Synagoge in der Pazmanitengasse Westfassade

Die Grundlage der Rekonstruktionsarbeit wird von recherchierten Archivmaterialien gebildet, welche die Validität der virtuellen Rekonstruktion maßgeblich bestimmen. Hinzu muss festgehalten werden, dass die gegenständliche Rekonstruktionsarbeit sich vorwiegend mit Synagogen befasst, welche in der zweiten Hälfte des 19. Jahrhunderts errichtet wurden. Auf Grund der Gründlichkeit der Baubehörde der Stadt Wien und den damit zusammenhängenden Anforderungen an Einreich- bzw. Auswechs-lungsplanungen (Maßstab 1:100), handelt es sich um eine überaus zuverlässige Quelle. Diese Planunterlagen geben jedoch üblicherweise keinen Aufschluss über etwaige Einrichtungsgegenstände und Möblierungen. Obgleich bestimmte Lücken zu verzeichnen sind, erstaunt, dass nach wie vor eine reichhaltige Zahl an Plandokumenten archiviert ist. Im Falle eines Verlustes von Archivmaterial hat dies einen weiteren Spielraum für die dreidimensionale Darstellung zur Folge und es gewinnt die "Spekulation" an Einfluss. Eine reichhaltige Fülle an Gebäudeschnitten steigert hingegen den Realitätsgehalt der Rekonstruktion. Dies ist auch der Fall, wenn Innenraumaufnahmen vorgefunden werden, welche allerdings bei jüdischen Gebetshäusern und Synagogen eher selten angefertigt wurden. Doch handelt es sich hier nahezu ausschließlich um Schwarzweißbilder, anhand derer sich die Farbgestaltung bestenfalls erahnen lässt. Zuweilen liegen auch künstlerische Darstellungen in Form von Ölbildern oder Aquarellen vor, welche zwar mit Vorsicht zu behandeln sind, aber dennoch als ergänzendes Quellenmaterial herangezogen werden können.

Synagoge in der Pazmanitengasse Innenansicht

Wenn über längere Zeiträume hinweg an computergestützten Modellierungen gearbeitet wird - so wie es in diesem Projekt der Fall ist - kann sich rasch eine erhebliche Unübersichtlichkeit in der Datenorganisation einstellen. Hier reicht das Strukturprinzip einer Bauteiltrennung innerhalb einer einfachen Geschoßstruktur für gewöhnlich nicht aus, um den "Durchblick" zu wahren. So können beispielsweise Brüstungen mit applizierten Ornamenten - welche meist in mehreren vertikalen Schichten zu modellieren sind - nur mittels einer strukturierten Datenorganisation nachvollziehbar archiviert werden. Der Aspekt der Nutzbarkeit zu einem späteren Zeitpunkt stellt somit eine wichtige Vorgabe für nachfolgende Modellierungsvorgänge dar. So kann beispielsweise die Implementierung von Erkenntnissen aus der Zusammenarbeit mit Kunsthistorikern einen vertiefenden Modellierungsvorgang zur Folge haben. Auch Fluktuationen im Bereich des Bearbeiterkreises verlangen diesbezüglich nach einer ablesbaren Struktur.

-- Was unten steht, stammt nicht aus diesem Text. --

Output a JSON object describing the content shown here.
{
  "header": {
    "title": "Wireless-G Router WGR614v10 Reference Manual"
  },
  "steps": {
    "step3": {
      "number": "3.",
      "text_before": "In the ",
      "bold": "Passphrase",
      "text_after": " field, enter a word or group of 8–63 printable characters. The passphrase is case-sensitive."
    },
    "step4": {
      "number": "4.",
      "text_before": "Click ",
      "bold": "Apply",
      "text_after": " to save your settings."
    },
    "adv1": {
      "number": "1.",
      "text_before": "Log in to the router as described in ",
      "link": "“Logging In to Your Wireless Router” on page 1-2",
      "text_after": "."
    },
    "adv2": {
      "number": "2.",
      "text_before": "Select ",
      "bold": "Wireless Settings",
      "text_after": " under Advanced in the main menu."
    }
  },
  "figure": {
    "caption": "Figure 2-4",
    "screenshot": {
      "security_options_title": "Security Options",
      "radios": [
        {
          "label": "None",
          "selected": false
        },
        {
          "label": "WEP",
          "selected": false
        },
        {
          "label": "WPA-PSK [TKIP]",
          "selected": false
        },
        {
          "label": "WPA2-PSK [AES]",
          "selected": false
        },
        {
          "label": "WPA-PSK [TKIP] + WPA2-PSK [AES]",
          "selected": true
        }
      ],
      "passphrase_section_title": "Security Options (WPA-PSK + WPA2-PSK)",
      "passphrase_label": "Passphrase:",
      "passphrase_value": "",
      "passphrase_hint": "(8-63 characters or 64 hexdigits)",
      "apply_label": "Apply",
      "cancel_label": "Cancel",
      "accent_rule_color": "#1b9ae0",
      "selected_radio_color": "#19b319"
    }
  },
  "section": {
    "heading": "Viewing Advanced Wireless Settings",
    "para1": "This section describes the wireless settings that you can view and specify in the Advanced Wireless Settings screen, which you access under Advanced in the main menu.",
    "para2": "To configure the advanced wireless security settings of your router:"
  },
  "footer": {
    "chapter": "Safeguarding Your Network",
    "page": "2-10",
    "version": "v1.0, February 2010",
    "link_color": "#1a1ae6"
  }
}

Die festgelegte Systematik lässt sich wie folgt definieren, wobei Bezeichnung "Geschoss" und "Ebene" in diesem Zusammenhang auf die Software "ArchiCAD" bezogen ist:

• Recherchieren von Planunterlagen, Bildmaterialien und Baubeschreibungen

Dieser Informationsfundus ist von grundlegender Bedeutung und zu Beginn der computergestützten Rekonstruktionsarbeiten sollten nach Möglichkeit Planunterlagen verfügbar sein. Je mehr qualitativ hochwertiges Archivmaterial zur Verfügung steht, desto exakter kann die Synagoge rekonstruiert werden.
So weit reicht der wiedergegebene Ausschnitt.